Customers switch. And they switch often.

According to one report, 63% of customers will switch to another company after having one bad customer experience.

With the rising cost of acquiring a new customer and the ability for customers to switch to a competitor so easily, it makes sense to focus on making your customer’s experiences the best they can be so that your customers choose to stay.

4. Stunted business growth.

Simply put, if churn is not managed, a business will experience stagnated net customer growth. If you just manage to replace all the customers you lose each month or year, the business will become what investors call a “Zombie company”. Zombie companies never really die. They just keep staying the same, spending a lot of time, effort and investor’s money. It’s effectively like putting them on never-ending life support.

No one wants to work so hard just to stand still.

3 Easy Ways to Reduce Customer Churn

1. Provide the best to all your customers.

With the power to easily switch to a competitor, customers are demanding better products, services and experiences.

And they should.

Gone are the days when customers had to put up with long wait times for service and sub-par products and services.

Your customers deserve the best your company has to offer. This means the best products, services and experiences.

The most obvious place to start reducing churn is when the customer becomes a customer. Guide them in getting to their goal as simply and easily as possible. This means creating guided walkthroughs of your platform, how-to videos answering common questions, or having a customer support representative contact them via email or phone to help them in those early days.

You need to determine the best way to help your new customers get up and going with their new purchases quickly and easily. Many customers are excited when they purchase but quickly churn when they cannot easily find answers to their questions or obtain a goal they were seeking.

Talk to some of your new customers—by video chat or by phone—to find out what they found easy about the onboarding process and what they found challenging. Then use what you learn to make changes in your onboarding so that it becomes a better experience.
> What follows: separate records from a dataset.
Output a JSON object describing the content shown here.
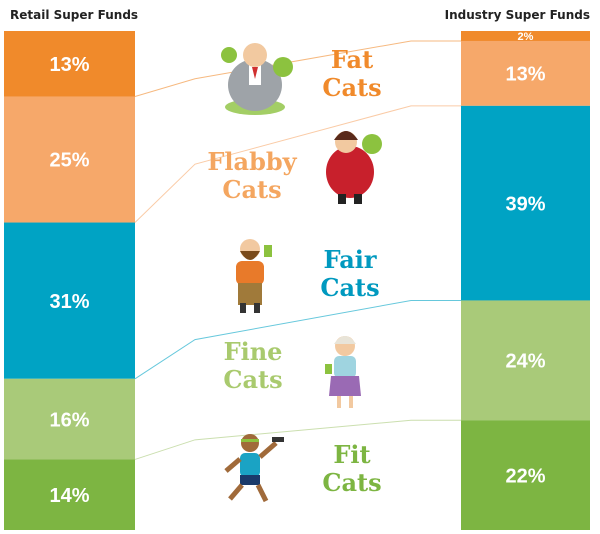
{
  "chart_data": {
    "type": "bar",
    "columns": [
      {
        "name": "Retail Super Funds",
        "values": [
          13,
          25,
          31,
          16,
          14
        ]
      },
      {
        "name": "Industry Super Funds",
        "values": [
          2,
          13,
          39,
          24,
          22
        ]
      }
    ],
    "categories": [
      {
        "line1": "Fat",
        "line2": "Cats",
        "text_color": "#f08a2b"
      },
      {
        "line1": "Flabby",
        "line2": "Cats",
        "text_color": "#f4a660"
      },
      {
        "line1": "Fair",
        "line2": "Cats",
        "text_color": "#0099bf"
      },
      {
        "line1": "Fine",
        "line2": "Cats",
        "text_color": "#a9ca6e"
      },
      {
        "line1": "Fit",
        "line2": "Cats",
        "text_color": "#7db542"
      }
    ],
    "segment_colors": [
      "#f08a2b",
      "#f6a86a",
      "#00a3c4",
      "#a9ca79",
      "#7db542"
    ],
    "value_suffix": "%",
    "icons": [
      "fat-cat-icon",
      "flabby-cat-icon",
      "fair-cat-icon",
      "fine-cat-icon",
      "fit-cat-icon"
    ]
  }
}
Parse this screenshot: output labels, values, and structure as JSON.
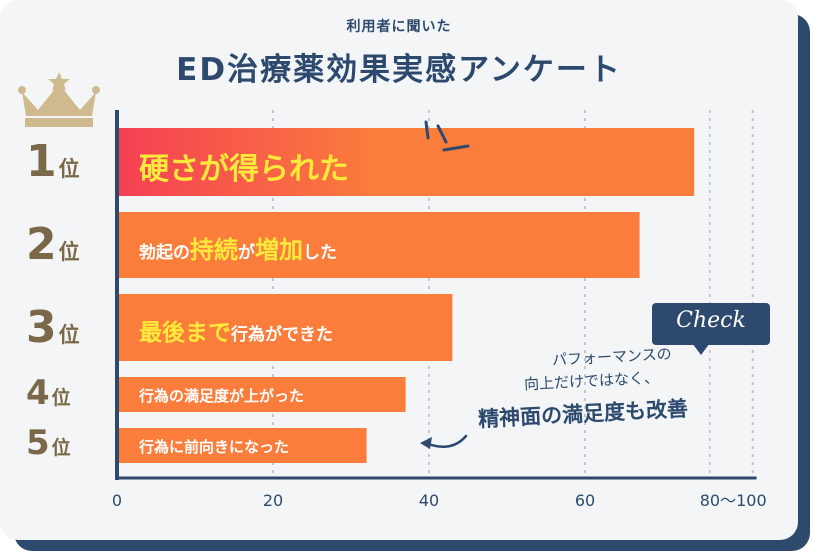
{
  "header": {
    "subtitle": "利用者に聞いた",
    "title": "ED治療薬効果実感アンケート"
  },
  "callout": {
    "check_label": "Check",
    "note_line1": "パフォーマンスの",
    "note_line2": "向上だけではなく、",
    "note_line3": "精神面の満足度も改善"
  },
  "colors": {
    "navy": "#2d4a6e",
    "orange": "#fb7d3c",
    "red": "#f53f54",
    "highlight": "#ffe93a",
    "rank_brown": "#7a6848",
    "crown_gold": "#cfb98e"
  },
  "chart_data": {
    "type": "bar",
    "orientation": "horizontal",
    "categories": [
      "1位",
      "2位",
      "3位",
      "4位",
      "5位"
    ],
    "ranks": [
      {
        "num": "1",
        "suffix": "位"
      },
      {
        "num": "2",
        "suffix": "位"
      },
      {
        "num": "3",
        "suffix": "位"
      },
      {
        "num": "4",
        "suffix": "位"
      },
      {
        "num": "5",
        "suffix": "位"
      }
    ],
    "labels": [
      {
        "parts": [
          {
            "text": "硬さが得られた",
            "hl": true
          }
        ]
      },
      {
        "parts": [
          {
            "text": "勃起の",
            "hl": false
          },
          {
            "text": "持続",
            "hl": true
          },
          {
            "text": "が",
            "hl": false
          },
          {
            "text": "増加",
            "hl": true
          },
          {
            "text": "した",
            "hl": false
          }
        ]
      },
      {
        "parts": [
          {
            "text": "最後まで",
            "hl": true
          },
          {
            "text": "行為ができた",
            "hl": false
          }
        ]
      },
      {
        "parts": [
          {
            "text": "行為の満足度が上がった",
            "hl": false
          }
        ]
      },
      {
        "parts": [
          {
            "text": "行為に前向きになった",
            "hl": false
          }
        ]
      }
    ],
    "values": [
      74,
      67,
      43,
      37,
      32
    ],
    "xticks": [
      "0",
      "20",
      "40",
      "60",
      "80〜100"
    ],
    "xlim": [
      0,
      80
    ],
    "grid": true,
    "xlabel": "",
    "ylabel": ""
  }
}
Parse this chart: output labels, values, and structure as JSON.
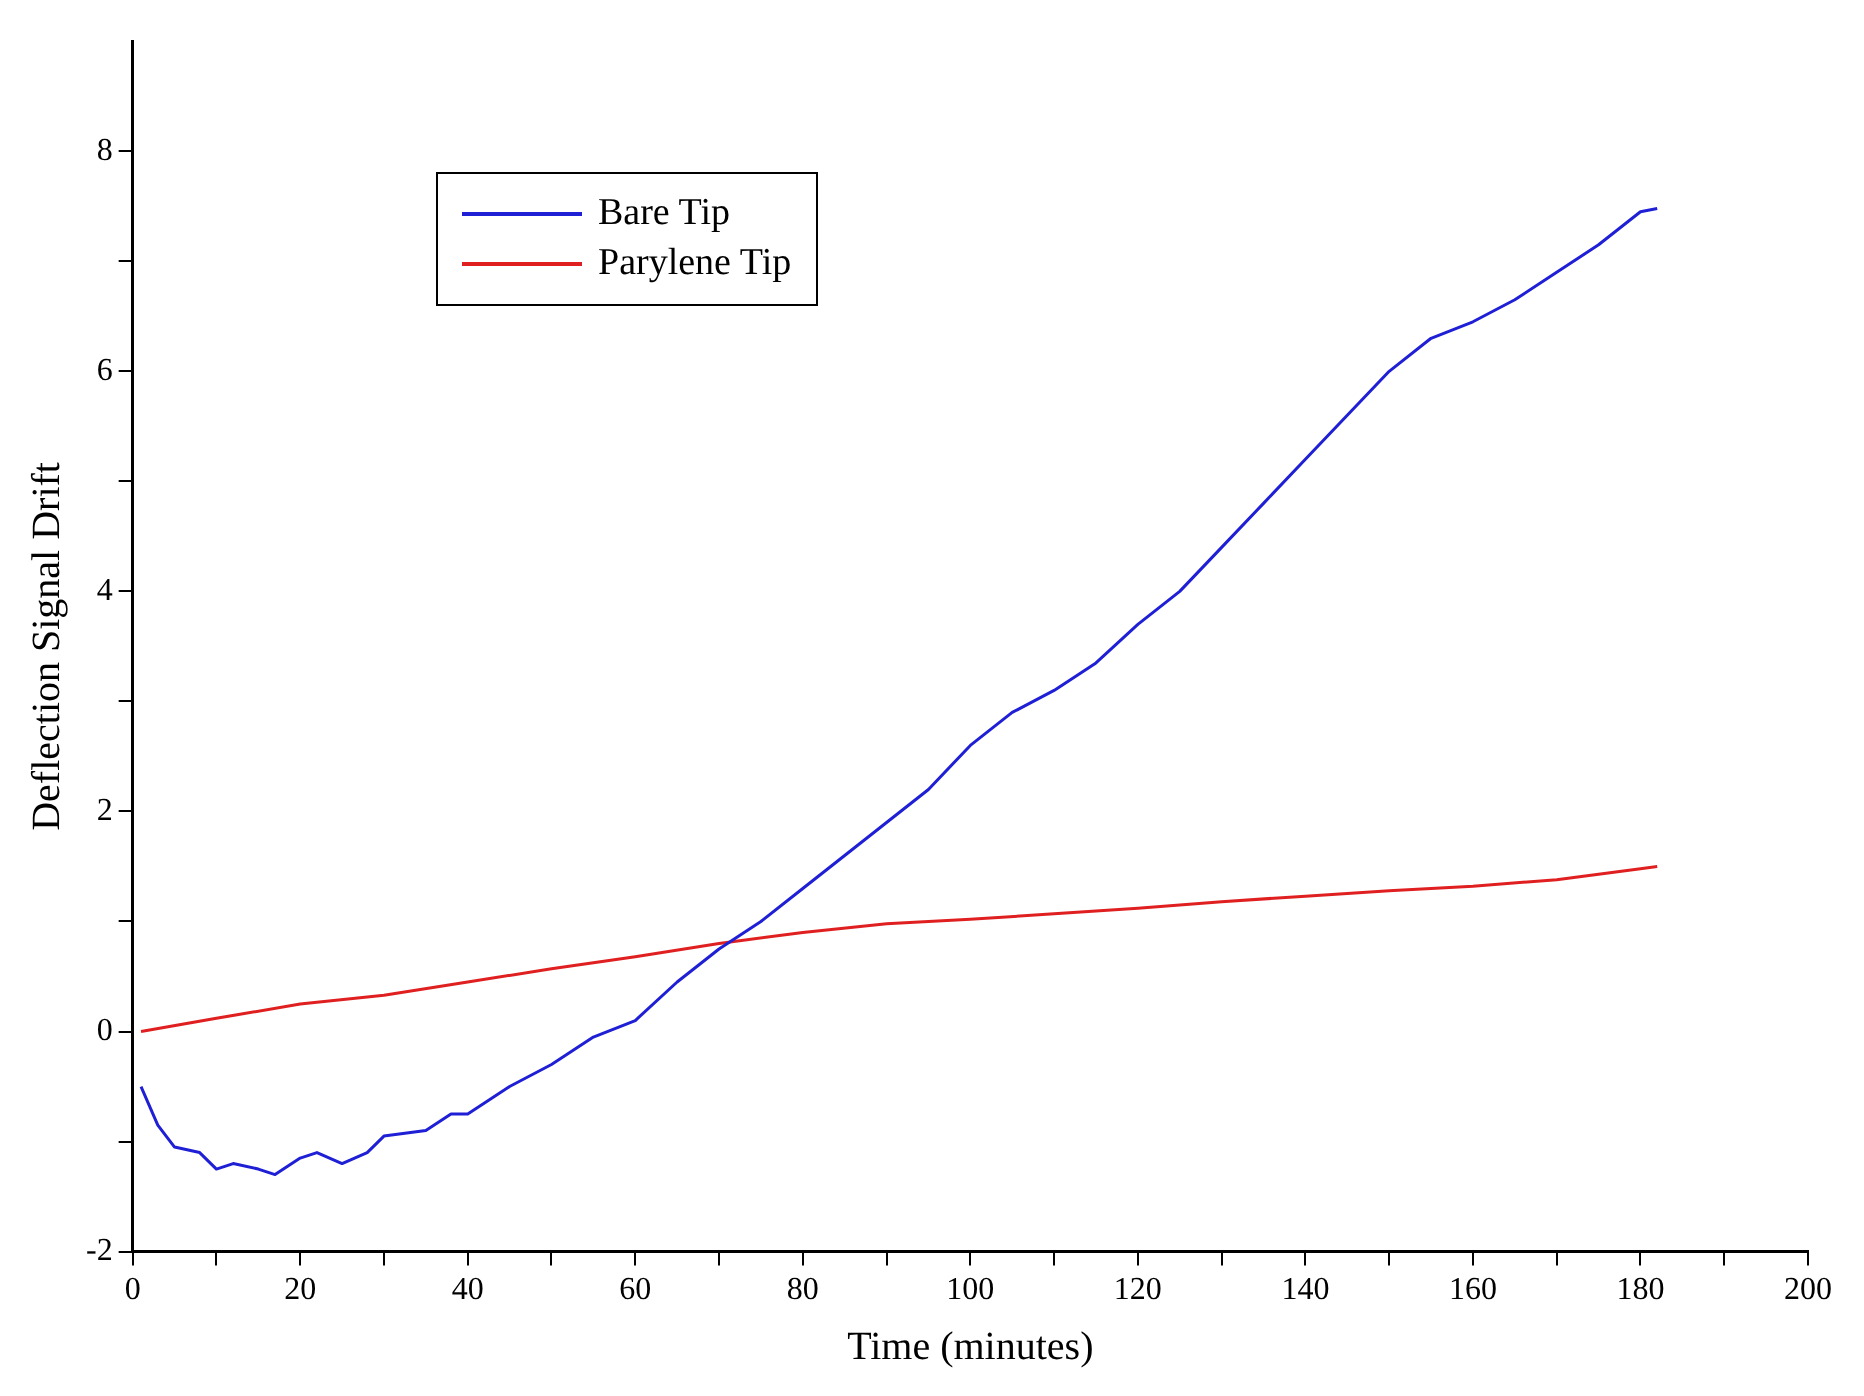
{
  "chart_data": {
    "type": "line",
    "xlabel": "Time (minutes)",
    "ylabel": "Deflection Signal Drift",
    "xlim": [
      0,
      200
    ],
    "ylim": [
      -2,
      9
    ],
    "xticks": [
      0,
      {
        "value": 10,
        "label": null
      },
      20,
      {
        "value": 30,
        "label": null
      },
      40,
      {
        "value": 50,
        "label": null
      },
      60,
      {
        "value": 70,
        "label": null
      },
      80,
      {
        "value": 90,
        "label": null
      },
      100,
      {
        "value": 110,
        "label": null
      },
      120,
      {
        "value": 130,
        "label": null
      },
      140,
      {
        "value": 150,
        "label": null
      },
      160,
      {
        "value": 170,
        "label": null
      },
      180,
      {
        "value": 190,
        "label": null
      },
      200
    ],
    "yticks": [
      -2,
      {
        "value": -1,
        "label": null
      },
      0,
      {
        "value": 1,
        "label": null
      },
      2,
      {
        "value": 3,
        "label": null
      },
      4,
      {
        "value": 5,
        "label": null
      },
      6,
      {
        "value": 7,
        "label": null
      },
      8
    ],
    "grid": false,
    "legend": "top left",
    "marker": "none",
    "line_style": "solid",
    "series": [
      {
        "name": "Bare Tip",
        "color": "#1f1fd6",
        "x": [
          1,
          3,
          5,
          8,
          10,
          12,
          15,
          17,
          20,
          22,
          25,
          28,
          30,
          35,
          38,
          40,
          45,
          50,
          55,
          60,
          65,
          70,
          75,
          80,
          85,
          90,
          95,
          100,
          105,
          110,
          115,
          120,
          125,
          130,
          135,
          140,
          145,
          150,
          155,
          160,
          165,
          170,
          175,
          180,
          182
        ],
        "values": [
          -0.5,
          -0.85,
          -1.05,
          -1.1,
          -1.25,
          -1.2,
          -1.25,
          -1.3,
          -1.15,
          -1.1,
          -1.2,
          -1.1,
          -0.95,
          -0.9,
          -0.75,
          -0.75,
          -0.5,
          -0.3,
          -0.05,
          0.1,
          0.45,
          0.75,
          1.0,
          1.3,
          1.6,
          1.9,
          2.2,
          2.6,
          2.9,
          3.1,
          3.35,
          3.7,
          4.0,
          4.4,
          4.8,
          5.2,
          5.6,
          6.0,
          6.3,
          6.45,
          6.65,
          6.9,
          7.15,
          7.45,
          7.48
        ]
      },
      {
        "name": "Parylene Tip",
        "color": "#e02020",
        "x": [
          1,
          10,
          20,
          30,
          40,
          50,
          60,
          70,
          80,
          90,
          100,
          110,
          120,
          130,
          140,
          150,
          160,
          170,
          180,
          182
        ],
        "values": [
          0,
          0.12,
          0.25,
          0.33,
          0.45,
          0.57,
          0.68,
          0.8,
          0.9,
          0.98,
          1.02,
          1.07,
          1.12,
          1.18,
          1.23,
          1.28,
          1.32,
          1.38,
          1.48,
          1.5
        ]
      }
    ]
  }
}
2. Keep track of customer churn.

This seems obvious but many companies don’t track their churn. This article described a simple churn metric. But churn—both calculating it and reducing it–is very complex. For the sake of simplicity, track your churn by your different customer segments, like new users and longer-term customers. What you’ll find is that churn varies according to your different customer groups.

Having different churn rates will allow you to see which customer segments have the greatest opportunity to reduce churn. Focus on reducing churn for that group first. It will help get momentum going to reduce churn in other customer segments.

3. Find out what they really want.

The best way to reduce churn is to find out what your customers really want and need. And the best way to do this is to ask them.

Surveys, focus groups, and one-on-one interviews are the best way to find out exactly what your customers want, all in their own words. Ask questions around the product or service and about their overall customer experience. Find out what they like and what they don’t like. Ask them what it would take for them to fall in love with your company. You’ll discover nearly every time that it has nothing to do with how much your products or services cost.

Your customers will give you all the answers you need so you can make the changes to lower churn.

Conclusion

Churn is the Achille’s heel of any business. No matter how quickly a company grows, customers will churn. And the more they churn, the less profitable a business becomes.

Reducing churn takes work. Sometimes a lot of work.

But if you seek to give the best customer experience, and the best products and services, your churn will come down. Speak to your customers about what they want and need from your company. They will give you all the answers about what needs to be done to improve their experience with your company. And If you take what you’ve learned from your customers and make changes to improve your products, services and customer experiences, your churn will come down.